Вернуться по своим следам и обойти вокруг озера она не могла. Просто не успела бы к посадочному модулю до того, как закончится воздух. Озеро было достаточно плотным, чтобы его переплыть, но вот вязкость! Сера забила бы радиаторы, и Марта бы мигом сгорела в своем костюме. Плюс высокая температура жидкости. Плюс там могли быть внутренние течения. В общем, по ощущениям это было бы словно плыть в патоке. Медленно, все больше и больше застревая.

Марта села и заплакала.

Спустя немного времени она собралась с духом и начала нащупывать крепление воздушного ранца. Естественно, там был предохранитель, но Марта была хорошо знакома с подобным оборудованием и знала, что если придержать предохранитель большим пальцем и резко дернуть за крепление, оно раскроется, и воздух из костюма выйдет менее, чем за секунду. Движение настолько отчетливое, что молодые горячие астронавты-курсанты взяли привычку изображать его, если кто-нибудь из их товарищей произносит что-нибудь крайне глупое. Это называлось самоубийственным щелчком пальцами.

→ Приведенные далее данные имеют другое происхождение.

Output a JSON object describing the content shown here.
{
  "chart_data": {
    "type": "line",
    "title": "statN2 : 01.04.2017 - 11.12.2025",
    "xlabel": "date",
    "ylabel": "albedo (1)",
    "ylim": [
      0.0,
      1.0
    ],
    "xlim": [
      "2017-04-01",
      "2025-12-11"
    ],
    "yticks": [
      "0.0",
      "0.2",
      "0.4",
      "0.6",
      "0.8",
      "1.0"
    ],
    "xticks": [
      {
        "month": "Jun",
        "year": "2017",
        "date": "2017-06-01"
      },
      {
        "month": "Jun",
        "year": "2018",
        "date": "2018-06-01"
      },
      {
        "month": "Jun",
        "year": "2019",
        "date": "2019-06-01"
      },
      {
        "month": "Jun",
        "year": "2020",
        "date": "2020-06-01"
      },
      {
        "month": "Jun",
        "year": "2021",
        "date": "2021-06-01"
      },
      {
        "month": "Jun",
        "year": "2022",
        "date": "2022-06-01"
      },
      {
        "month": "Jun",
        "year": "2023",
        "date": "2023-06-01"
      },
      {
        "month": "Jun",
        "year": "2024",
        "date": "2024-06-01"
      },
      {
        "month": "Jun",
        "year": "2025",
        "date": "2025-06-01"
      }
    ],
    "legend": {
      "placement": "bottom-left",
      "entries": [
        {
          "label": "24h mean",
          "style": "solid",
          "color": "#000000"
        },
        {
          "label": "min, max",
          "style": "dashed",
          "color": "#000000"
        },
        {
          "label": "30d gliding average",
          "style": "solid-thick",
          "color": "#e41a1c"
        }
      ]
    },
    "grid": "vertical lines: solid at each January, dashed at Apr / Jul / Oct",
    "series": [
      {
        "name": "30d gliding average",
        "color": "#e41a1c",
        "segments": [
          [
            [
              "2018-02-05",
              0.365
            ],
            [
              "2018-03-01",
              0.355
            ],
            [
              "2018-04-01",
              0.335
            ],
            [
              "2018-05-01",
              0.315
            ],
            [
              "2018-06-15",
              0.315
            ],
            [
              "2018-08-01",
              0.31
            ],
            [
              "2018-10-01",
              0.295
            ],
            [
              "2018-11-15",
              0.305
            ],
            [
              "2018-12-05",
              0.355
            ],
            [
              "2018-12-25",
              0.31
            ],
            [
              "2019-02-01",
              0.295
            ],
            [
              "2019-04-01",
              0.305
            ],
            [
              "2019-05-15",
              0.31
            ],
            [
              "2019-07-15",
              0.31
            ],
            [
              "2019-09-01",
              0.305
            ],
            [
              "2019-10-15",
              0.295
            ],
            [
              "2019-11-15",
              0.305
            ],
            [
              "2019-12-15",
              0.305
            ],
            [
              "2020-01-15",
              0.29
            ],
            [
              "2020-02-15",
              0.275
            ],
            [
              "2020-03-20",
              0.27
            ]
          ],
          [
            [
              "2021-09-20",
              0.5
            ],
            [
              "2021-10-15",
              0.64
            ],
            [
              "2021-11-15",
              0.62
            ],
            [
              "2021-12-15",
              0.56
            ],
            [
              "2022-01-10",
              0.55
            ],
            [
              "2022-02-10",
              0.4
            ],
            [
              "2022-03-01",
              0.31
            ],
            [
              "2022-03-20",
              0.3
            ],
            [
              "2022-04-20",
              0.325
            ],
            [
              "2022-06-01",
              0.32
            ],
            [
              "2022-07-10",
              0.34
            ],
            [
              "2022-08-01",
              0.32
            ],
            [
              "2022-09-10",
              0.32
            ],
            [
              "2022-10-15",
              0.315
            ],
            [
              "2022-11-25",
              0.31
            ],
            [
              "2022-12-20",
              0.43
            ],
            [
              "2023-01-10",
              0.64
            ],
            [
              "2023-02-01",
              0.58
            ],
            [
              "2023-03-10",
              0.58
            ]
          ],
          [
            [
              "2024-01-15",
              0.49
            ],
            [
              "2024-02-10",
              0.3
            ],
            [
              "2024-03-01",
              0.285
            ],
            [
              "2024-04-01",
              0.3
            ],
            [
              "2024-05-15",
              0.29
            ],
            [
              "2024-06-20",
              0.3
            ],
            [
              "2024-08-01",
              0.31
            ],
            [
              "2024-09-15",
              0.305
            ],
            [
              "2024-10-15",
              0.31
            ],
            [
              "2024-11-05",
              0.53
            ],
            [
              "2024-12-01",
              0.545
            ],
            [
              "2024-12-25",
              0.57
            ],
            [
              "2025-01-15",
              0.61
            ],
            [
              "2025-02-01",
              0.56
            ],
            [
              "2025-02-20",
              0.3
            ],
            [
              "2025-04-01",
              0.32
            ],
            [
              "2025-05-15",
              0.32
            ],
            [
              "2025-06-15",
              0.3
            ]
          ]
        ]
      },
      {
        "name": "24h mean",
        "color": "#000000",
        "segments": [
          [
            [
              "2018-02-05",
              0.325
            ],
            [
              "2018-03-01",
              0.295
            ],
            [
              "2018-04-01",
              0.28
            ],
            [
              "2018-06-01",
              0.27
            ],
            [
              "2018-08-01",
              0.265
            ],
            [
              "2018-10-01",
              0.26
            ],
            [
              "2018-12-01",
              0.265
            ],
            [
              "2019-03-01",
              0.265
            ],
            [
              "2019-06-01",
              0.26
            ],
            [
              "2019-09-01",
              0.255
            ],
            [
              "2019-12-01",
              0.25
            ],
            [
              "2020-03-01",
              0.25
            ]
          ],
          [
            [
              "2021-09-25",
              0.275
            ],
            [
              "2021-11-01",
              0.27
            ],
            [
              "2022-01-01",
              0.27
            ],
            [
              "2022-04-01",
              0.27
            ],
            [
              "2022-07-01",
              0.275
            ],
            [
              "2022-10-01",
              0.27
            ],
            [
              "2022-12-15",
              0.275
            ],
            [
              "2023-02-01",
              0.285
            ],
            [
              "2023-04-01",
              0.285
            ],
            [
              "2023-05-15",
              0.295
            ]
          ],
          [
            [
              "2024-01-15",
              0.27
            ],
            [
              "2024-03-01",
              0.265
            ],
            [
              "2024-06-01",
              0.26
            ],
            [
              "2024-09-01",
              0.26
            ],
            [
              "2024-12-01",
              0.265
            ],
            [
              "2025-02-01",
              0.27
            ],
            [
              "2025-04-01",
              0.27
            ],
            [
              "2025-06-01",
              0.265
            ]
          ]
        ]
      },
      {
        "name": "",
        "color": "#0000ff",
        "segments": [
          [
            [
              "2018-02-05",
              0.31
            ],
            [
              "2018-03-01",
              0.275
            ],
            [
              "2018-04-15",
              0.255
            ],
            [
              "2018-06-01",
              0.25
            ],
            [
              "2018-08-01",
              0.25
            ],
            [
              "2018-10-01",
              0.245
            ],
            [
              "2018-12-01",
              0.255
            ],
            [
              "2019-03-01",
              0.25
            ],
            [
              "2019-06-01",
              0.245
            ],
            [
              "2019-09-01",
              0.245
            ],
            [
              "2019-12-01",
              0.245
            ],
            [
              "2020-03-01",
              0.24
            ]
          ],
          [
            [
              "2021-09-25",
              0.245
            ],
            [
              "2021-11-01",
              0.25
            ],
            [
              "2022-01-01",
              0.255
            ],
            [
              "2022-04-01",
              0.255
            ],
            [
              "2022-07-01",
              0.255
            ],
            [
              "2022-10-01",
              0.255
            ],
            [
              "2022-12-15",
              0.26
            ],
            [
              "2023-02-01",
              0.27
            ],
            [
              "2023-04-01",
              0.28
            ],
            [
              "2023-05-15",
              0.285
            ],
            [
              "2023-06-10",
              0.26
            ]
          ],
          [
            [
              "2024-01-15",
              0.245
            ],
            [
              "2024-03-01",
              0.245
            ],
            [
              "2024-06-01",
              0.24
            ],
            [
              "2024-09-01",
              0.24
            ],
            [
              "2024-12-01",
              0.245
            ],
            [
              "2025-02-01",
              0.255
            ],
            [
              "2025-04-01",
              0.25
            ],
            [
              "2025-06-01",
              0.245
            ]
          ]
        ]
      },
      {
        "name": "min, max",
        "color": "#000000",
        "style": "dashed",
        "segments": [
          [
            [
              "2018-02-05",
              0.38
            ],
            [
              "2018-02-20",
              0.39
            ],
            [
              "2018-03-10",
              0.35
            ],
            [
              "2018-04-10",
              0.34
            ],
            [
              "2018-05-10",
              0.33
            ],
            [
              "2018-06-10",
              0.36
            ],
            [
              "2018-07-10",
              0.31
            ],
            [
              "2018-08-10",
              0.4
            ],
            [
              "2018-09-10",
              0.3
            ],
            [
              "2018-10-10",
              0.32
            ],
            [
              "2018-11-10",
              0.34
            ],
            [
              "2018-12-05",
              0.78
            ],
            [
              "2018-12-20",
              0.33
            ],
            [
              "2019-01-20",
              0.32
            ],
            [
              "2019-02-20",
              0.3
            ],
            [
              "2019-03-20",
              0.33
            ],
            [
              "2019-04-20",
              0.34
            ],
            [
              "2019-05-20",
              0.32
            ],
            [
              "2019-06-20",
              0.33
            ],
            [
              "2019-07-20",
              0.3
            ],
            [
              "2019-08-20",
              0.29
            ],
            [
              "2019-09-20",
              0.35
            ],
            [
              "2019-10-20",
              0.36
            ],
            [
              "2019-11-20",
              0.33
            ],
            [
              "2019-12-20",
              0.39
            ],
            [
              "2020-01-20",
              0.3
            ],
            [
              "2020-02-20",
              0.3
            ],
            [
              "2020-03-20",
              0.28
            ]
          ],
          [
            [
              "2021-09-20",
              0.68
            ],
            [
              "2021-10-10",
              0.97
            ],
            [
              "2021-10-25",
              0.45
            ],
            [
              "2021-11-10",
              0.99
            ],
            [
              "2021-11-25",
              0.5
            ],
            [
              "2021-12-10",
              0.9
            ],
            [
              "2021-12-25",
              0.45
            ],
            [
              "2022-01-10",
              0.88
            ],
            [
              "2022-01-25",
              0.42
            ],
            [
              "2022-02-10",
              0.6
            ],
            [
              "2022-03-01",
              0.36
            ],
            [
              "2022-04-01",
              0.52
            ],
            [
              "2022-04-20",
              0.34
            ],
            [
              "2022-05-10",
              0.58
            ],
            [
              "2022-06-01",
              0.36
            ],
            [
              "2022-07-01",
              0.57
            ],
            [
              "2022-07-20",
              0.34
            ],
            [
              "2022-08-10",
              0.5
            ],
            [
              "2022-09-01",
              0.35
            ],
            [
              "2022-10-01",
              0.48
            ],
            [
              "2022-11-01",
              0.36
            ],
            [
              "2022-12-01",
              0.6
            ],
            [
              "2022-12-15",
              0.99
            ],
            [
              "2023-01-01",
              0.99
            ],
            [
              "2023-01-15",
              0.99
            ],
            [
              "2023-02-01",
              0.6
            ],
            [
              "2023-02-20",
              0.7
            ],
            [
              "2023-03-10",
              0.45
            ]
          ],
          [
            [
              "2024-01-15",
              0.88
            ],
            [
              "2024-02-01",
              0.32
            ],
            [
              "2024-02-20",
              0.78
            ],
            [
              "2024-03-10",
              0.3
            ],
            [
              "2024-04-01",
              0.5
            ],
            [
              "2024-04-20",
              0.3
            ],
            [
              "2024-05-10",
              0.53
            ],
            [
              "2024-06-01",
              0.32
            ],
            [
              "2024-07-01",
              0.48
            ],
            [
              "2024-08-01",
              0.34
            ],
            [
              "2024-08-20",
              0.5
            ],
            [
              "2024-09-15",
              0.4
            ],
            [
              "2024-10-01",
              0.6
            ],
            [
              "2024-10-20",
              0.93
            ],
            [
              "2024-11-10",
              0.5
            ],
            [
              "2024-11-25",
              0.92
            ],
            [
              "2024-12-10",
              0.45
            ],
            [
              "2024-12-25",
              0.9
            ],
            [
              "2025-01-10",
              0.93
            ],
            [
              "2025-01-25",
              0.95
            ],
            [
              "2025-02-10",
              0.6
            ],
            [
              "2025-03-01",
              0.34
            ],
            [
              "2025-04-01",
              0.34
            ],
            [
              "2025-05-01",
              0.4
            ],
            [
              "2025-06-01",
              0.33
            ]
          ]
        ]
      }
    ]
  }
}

Способ умереть можно было найти и похуже.

– Построй. Мост. Достаточный. Контроль. За процессом. Построй. Мост.

– Ну да, правильно, просто замечательно. Вот ты и построй. – Отсутствующе произнесла Марта. Если уж не быть вежливой с собственными галлюцинациями... Она не стала заканчивать мысль. Словно какие-то мелкие твари поползли по ее коже. Лучше не обращать на них внимания.

– Жди. Здесь. Отдыхай.

Марта ничего не ответила. Просто сидела, не отдыхая. Собирая остатки мужества. Думая обо всем и ни о чем одновременно. Обхватив руками колени и раскачиваясь взад-вперед.

И не заметила, как уснула.

Про. Снись. Про. Снись. Про. Снись.

– А?!

Усилием воли Марта прогнала дремоту. Неподалеку от нее, в озере, что-то происходило. Некие физические процессы. Что-то двигалось.

У нее на глазах белая корка на краю темного озера вспучилась, из нее показались удлиняющиеся кристаллы. Узорчатые, словно снежинки. Бледные, словно замерзшая сера. Они тянулись и тянулись сквозь жидкую черноту, пока не образовали узкий белый мост, достигавший противоположного берега.